Asian Games 2018: Teenage sailor Harshita Tomar puts studies on hold for Asiad, wins bronze medal

Harshita Tomar, 16-year-old, won a bronze medal in the laser 4.7 class, the only category where men and women are pitted against each other.

Written by Mihir Vasavda | Updated: September 1, 2018 12:22:26 pm
harshita tomar asian games Harshita Tomar won the bronze medal. (Reuters Photo)

Harshita Tomar’s fate was sealed even before she was born. Her mother, a CRPF officer, was posted in Srinagar during peak winter when she was pregnant. Immediately after Harshita’s birth, the family moved to Hoshangabad, where the extreme heat started to have severe impact on the newborn’s health. “I had to take her to our family doctor every day for two years,” her father Devendra Tomar recently said. “He advised us to keep Harshita near water for a healthy life.”

By the time she was two, Harshita was swimming in the open waters of Narmada. A few months after she turned 10, she was cherry-picked from dozens for the National Sailing Academy in Bhopal. On Friday, the 16-year-old won a bronze medal in the laser 4.7 class, the only category where men and women are pitted against each other.

She was one of the three medalists from sailing. 2014 Asian Games bronze medalist Varsha Gautham returned with a silver this time in the 49er, an Olympic class, along with her crew Sweta Shervegar, while Varun Ashok Thakkar and K C Ganapathy clinched a bronze in the men’s 49er to record India’s best performance since the 1982 Asiad.

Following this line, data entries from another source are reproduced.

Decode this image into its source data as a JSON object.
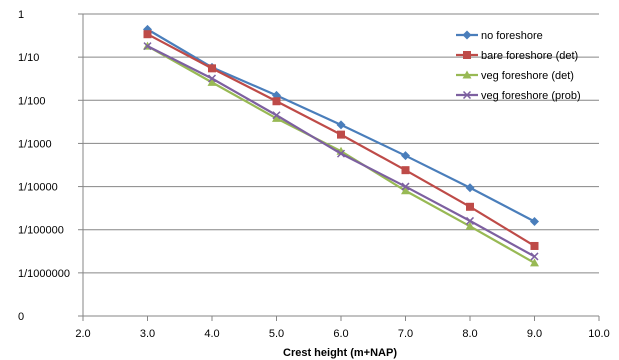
{
  "chart_data": {
    "type": "line",
    "title": "",
    "xlabel": "Crest height (m+NAP)",
    "ylabel": "",
    "xlim": [
      2.0,
      10.0
    ],
    "x_ticks": [
      "2.0",
      "3.0",
      "4.0",
      "5.0",
      "6.0",
      "7.0",
      "8.0",
      "9.0",
      "10.0"
    ],
    "y_scale": "log",
    "y_ticks": [
      {
        "value": 1,
        "label": "1"
      },
      {
        "value": 0.1,
        "label": "1/10"
      },
      {
        "value": 0.01,
        "label": "1/100"
      },
      {
        "value": 0.001,
        "label": "1/1000"
      },
      {
        "value": 0.0001,
        "label": "1/10000"
      },
      {
        "value": 1e-05,
        "label": "1/100000"
      },
      {
        "value": 1e-06,
        "label": "1/1000000"
      },
      {
        "value": 1e-07,
        "label": "0"
      }
    ],
    "grid": "horizontal",
    "legend_position": "top-right",
    "x": [
      3.0,
      4.0,
      5.0,
      6.0,
      7.0,
      8.0,
      9.0
    ],
    "series": [
      {
        "name": "no foreshore",
        "color": "#4a7ebb",
        "marker": "diamond",
        "values": [
          0.44,
          0.058,
          0.013,
          0.0027,
          0.00052,
          9.4e-05,
          1.55e-05
        ]
      },
      {
        "name": "bare foreshore (det)",
        "color": "#be4b48",
        "marker": "square",
        "values": [
          0.34,
          0.055,
          0.0095,
          0.0016,
          0.00024,
          3.4e-05,
          4.2e-06
        ]
      },
      {
        "name": "veg foreshore (det)",
        "color": "#98b954",
        "marker": "triangle",
        "values": [
          0.18,
          0.026,
          0.0038,
          0.00066,
          8e-05,
          1.2e-05,
          1.7e-06
        ]
      },
      {
        "name": "veg foreshore (prob)",
        "color": "#7d60a0",
        "marker": "x",
        "values": [
          0.18,
          0.032,
          0.0045,
          0.00058,
          0.0001,
          1.6e-05,
          2.4e-06
        ]
      }
    ]
  }
}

Harshita, meanwhile, became one of India’s youngest sailors to win an Asian Games medal.

And it hasn’t come without a sacrifice. Harshita has stayed away from home for the last four years, visiting only for a few days every five or six months. Last year, she decided to put her education on hold, much against the wishes of her parents who’d introduced her to the sport purely for health reasons. “I used to be a swimmer and when the Madhya Pradesh Sports Academy coaches came for a talent search program, they spotted me as a swimmer. Later on, the coaches felt I was suited more for sailing,” Harshita says.

She joined the sailing academy without any hesitation. Soon, she started bossing the Optimist class, a beginner’s boat which is small in size and has smaller sails compared to the other designs. The 4.7, the next level boat, is a non-Olympic class meant for sailors aged under 18. The boat used is the same as the Laser Radial (an Olympic event for women), but the size of sails varies.

Weight disadvantage
Being a youth event, it was the only sailing event where boys and girls competed against each other. Alexandr Denisiuc, Moldovian coach of the Indian team, says the mixed gender competition put Harshita at a disadvantage. “Some of the boys here are 62kg, they have an advantage of 13-14 kilos over Harshita. She is just 50. So they have weight advantage to resist the sail and the first few days, we had windy conditions. Imagine how hard she had to work to fight against the boys,” Denisiuc says.

The difficulty can be gauged from the fact that Harshita is the only girl to finish in top five of this event. Malaysia’s Muhammad Fauzi Kaman Shah took the gold medal ahead of China’s Jianxiong Wang, who took silver.

Now that she’s won a medal, Harshita finds herself in a bigger dilemma. Last year, she dropped out of school to focus solely on sailing. Her parents were dead against the idea of her taking a sabbatical — especially because she was in class 10. “The training lasts around 10-12 hours every day so I had to drop out of school. My parents weren’t okay with the idea so my coach (GL Yadav) and the state’s sports minister called them for a meeting and convinced them. Eventually, they supported my decision,” Harshita says.

When she returns, Harshita will have to begin preparing for the class 10 exam. But Denisiuc has already set her a new target — gain a minimum 10kg muscle weight in the coming year to progress to the next stage — the laser radial. “Right now, she has good core and good brain. But changing of class is like starting a new life,” Denisiuc says.

For someone who had to take to waters to start a new, healthy life, this should be appear as a small bargain.